Terörsüz Türkiye Süreci: Bir Ara Değerlendirme İhtiyacı |
II. Çözüm Süreci’nde bahar havası esiyor. Demokratik kamuoyu Demirtaş’ın serbest bırakılması ile Meclis Komisyonunun Öcalan’la görüşmesi olasılıklarını ciddi biçimde tartışmakta. Önce Erdoğan ile DEM-İmralı heyeti arasındaki görüşme, ardından ise Bahçeli’nin Demirtaş’ın tahliye edilmesini salık veren açıklaması süreci hızlandırdı. Bu noktada bir ara değerlendirme yapmak, “çözüm süreci neyi çözüyor” sorusunu hakkaniyetli bir şekilde değerlendirmek gerekli.
Öncelikle Demirtaş’ın tahliye ihtimalini hukuk politik bir düzlemde yeniden ele almalıyız.

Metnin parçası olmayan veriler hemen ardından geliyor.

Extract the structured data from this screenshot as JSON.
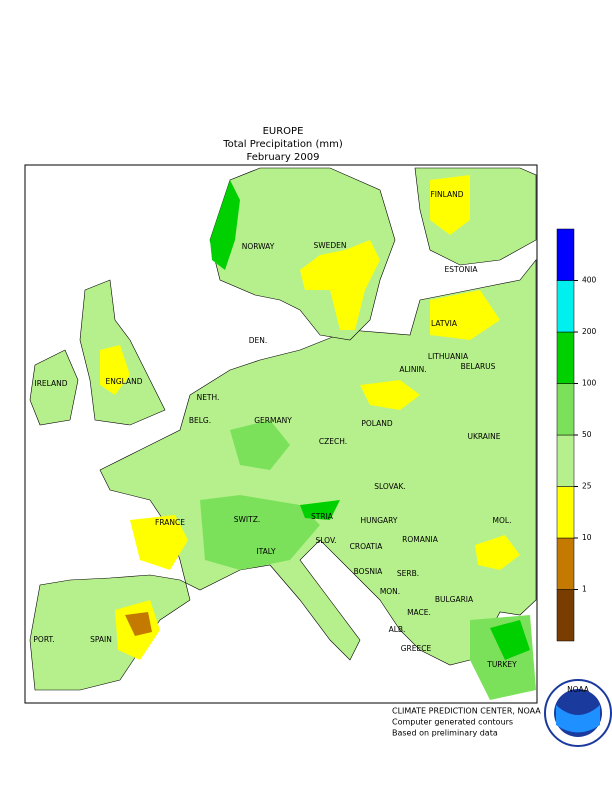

Çünkü Türkiye’de bir süredir AİHM ve AYM kararlarının uygulanması noktasında ciddi bir tartışma var. Siyasi iktidar bazı kararların uygulanmasından yana tavır alırken, çoğu kez mevzuatın gereğini yapmıyor. Cemevlerinin ibadethane olarak tanınması, zorunlu din dersi, Can Atalay’ın tahliyesi ve Tayfun Kahraman’ın yeniden yargılanması gibi meselelerde verilen kararlar alt derece mahkemelerde uygulanmadı.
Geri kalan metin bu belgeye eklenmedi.